Zawidzka-Manteuffel, Wanda (1906-1994)
female glass designer, female printmaker, female illustrator, female ceramic designer, female poster designer
- Banaś, Barbara, Szklane życiorysy. Polskie projektantki szkła (1945–2020), Wrocław 2023, s. 10
female glass designer, female printmaker, female illustrator, female ceramic designer, female poster designer
In 1926–1931, she studied at the Academy of Fine Arts in Warsaw where she attended classes of Miłosz Kotarbiński, Edmund Bartłomiejczyk and Władysław Skoczylas (printmaking and graphic design), Karol Tichy (ceramics), and Lucjan Kintopf (weaving). She graduated with an MFA in 1934 and joined KAGR, an association of artists specializing in advertising and graphic design. In 1935, she received a grant from the National Culture Fund and continued her education in Paris at the school of Paul Collin (1935–1937). After World War II, she joined the ŁAD Artistic Cooperative. She was a member of the Association of Polish Artists and Designers (ZPAP) and also of the Keramos Association of Ceramic Artists (from 1974).

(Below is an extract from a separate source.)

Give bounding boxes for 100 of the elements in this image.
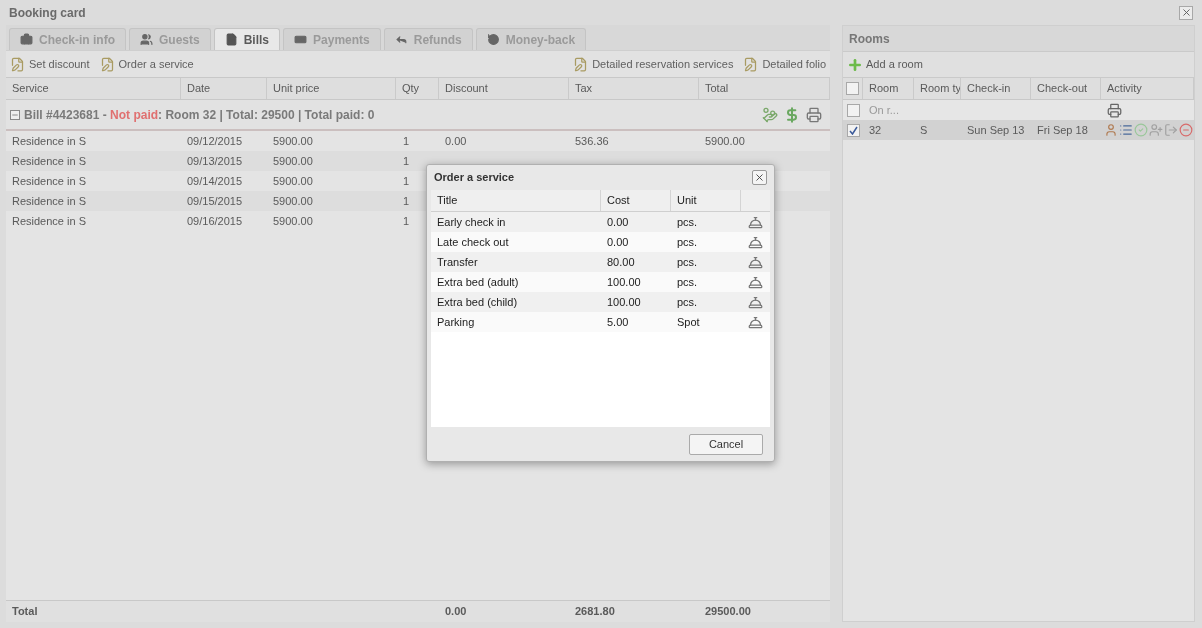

In the first postwar years, she collaborated with the state institutions newly established to implement and improve design standards in the nationalized industries: the Department of Manufacturing, the Bureau for Supervising Aesthetic Standards in Industrial Production, and then the Institute of Industrial Design. During this period, she co-designed chandeliers for public spaces (together with Halina Jastrzębowska and Henryk Gaczyński). She also designed one of the first pressed glass sets (called Perełki, literally “small pearls") serially produced by the “Ząbkowice" glassworks in Dąbrowa Górnicza after 1945. She also designed glassware for the “Sudety" Glassworks in Szczytna. In 1964–1979, she headed the in-house Design Studio the “Irena" glassworks in Inowrocław. From 1959, she represented the Association of Polish Artists and Designers in the Selection Committee of the Glass Industry.
In the 1950s, she designed for the Faience Factory in Włocławek and also designed textiles for the ŁAD Artistic Cooperative. Before and immediately after the war, she also illustrated children’s books. In the 1970s, she made jewelry and ceramic wares in her small ceramics studio located in ul. Walecznych in Warsaw.